Les Etats ont réduit le projet de la Commission de 3,5 milliards. Ils ont notamment taillé 1,29 milliard dans les paiements des fonds européens, 786 millions dans les dépenses agricoles, près de 200 millions pour les actions extérieures et 87 millions dans les dépenses administratives.

Les élus européens ont remis l’argent supprimé par les Etats et ont ajouté 471 millions d’euros dans leur projet.

“Ce budget montre que nous voulons renforcer l’UE, que nous voulons une UE compétitive pour relancer la croissance”, a expliqué le président du Parlement, le Polonais Jerzy Buzek.

Les deux parties abordent cette conciliation dans “un esprit constructif”, assure-t-on à Bruxelles. Mais “l’accord n’est pas encore acquis, loin de là”, a-t-on souligné de source européenne.

Les représentants des Etats vont se réunir à partir de 10H00 pour arrêter leur position.

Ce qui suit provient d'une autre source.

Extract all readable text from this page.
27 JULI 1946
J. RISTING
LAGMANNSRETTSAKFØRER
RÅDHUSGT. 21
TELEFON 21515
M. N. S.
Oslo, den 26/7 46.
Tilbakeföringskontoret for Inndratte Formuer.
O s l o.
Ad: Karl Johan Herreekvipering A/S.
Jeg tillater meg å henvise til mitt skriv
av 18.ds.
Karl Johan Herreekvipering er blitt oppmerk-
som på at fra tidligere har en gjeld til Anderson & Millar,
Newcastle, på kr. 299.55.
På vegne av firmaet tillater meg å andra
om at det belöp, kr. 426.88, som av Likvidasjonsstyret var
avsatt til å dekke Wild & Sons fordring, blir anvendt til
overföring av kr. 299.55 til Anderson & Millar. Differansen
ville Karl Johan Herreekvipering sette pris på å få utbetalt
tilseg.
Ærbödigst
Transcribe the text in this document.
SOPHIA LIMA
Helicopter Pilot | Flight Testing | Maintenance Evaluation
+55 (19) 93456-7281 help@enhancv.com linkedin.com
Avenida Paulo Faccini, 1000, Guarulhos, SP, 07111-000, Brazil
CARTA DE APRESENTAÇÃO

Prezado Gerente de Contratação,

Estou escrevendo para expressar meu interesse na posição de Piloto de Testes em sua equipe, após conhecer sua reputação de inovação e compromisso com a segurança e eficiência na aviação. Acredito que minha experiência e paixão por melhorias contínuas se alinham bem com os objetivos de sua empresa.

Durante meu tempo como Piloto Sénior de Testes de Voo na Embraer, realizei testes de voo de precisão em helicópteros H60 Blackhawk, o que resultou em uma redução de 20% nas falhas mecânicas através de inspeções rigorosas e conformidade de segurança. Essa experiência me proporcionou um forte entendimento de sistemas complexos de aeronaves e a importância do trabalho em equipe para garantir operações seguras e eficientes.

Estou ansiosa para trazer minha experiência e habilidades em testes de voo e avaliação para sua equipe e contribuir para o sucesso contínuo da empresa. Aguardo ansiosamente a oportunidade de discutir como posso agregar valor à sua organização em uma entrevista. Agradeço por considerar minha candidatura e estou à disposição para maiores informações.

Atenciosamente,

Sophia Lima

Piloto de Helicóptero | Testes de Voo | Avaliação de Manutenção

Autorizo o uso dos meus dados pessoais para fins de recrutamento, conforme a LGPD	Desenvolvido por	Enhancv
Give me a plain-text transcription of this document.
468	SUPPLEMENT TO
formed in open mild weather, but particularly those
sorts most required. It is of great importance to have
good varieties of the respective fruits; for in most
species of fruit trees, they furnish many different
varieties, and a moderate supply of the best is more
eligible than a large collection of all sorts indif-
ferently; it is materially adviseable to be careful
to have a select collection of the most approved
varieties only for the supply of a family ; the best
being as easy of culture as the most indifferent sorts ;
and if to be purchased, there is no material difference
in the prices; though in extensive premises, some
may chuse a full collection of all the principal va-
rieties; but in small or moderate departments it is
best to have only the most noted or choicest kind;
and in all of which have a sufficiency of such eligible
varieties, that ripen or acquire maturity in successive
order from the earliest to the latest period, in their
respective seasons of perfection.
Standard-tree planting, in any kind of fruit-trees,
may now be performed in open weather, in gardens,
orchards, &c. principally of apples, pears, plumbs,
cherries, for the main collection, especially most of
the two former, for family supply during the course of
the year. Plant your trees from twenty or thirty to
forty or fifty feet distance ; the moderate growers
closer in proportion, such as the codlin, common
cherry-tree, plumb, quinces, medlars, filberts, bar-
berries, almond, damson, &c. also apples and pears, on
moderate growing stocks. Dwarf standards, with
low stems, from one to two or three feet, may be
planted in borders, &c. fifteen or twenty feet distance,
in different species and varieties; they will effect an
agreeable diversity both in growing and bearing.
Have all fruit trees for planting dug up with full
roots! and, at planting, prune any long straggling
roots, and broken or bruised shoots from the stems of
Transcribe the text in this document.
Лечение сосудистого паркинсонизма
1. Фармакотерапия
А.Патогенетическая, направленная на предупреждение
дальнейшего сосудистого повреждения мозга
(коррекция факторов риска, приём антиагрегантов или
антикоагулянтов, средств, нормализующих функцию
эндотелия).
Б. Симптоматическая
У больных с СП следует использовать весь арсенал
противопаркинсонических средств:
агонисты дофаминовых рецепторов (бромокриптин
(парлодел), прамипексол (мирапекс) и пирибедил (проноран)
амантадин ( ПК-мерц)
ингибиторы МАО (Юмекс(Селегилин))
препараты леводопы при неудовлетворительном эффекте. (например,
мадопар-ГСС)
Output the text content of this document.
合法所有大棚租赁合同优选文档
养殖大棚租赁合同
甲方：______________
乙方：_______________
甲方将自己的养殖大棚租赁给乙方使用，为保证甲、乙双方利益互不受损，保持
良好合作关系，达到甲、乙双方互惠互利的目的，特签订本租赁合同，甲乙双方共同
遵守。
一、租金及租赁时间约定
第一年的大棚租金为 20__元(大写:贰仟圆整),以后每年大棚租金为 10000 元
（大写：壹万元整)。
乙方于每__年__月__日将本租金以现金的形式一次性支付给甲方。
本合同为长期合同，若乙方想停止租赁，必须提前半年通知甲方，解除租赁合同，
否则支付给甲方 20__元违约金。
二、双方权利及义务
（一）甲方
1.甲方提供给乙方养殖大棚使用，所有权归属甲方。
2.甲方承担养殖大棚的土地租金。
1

Ils devront se prononcer sur un budget additionnel de 550 millions d’euros pour 2011. L’argent est destiné à rembourser des actions qu’ils ont engagées pour lutter contre le chômage.

“Ce sera un test de l’engagement pris par les Etats en 2011. Ils avaient assuré dans une déclaration que s’il fallait mettre de l’argent supplémentaire sur la table, ils le feraient”, a souligné un responsable européen.

La conciliation avec les représentants du Parlement européen commencera ensuite. Elle devrait durer “la journée et une partie de la soirée”, ont averti les négociateurs.

L’enveloppe globale du budget de l’UE est fixée pour sept ans et constitue le principal mécanisme de redistribution au sein de l’Union.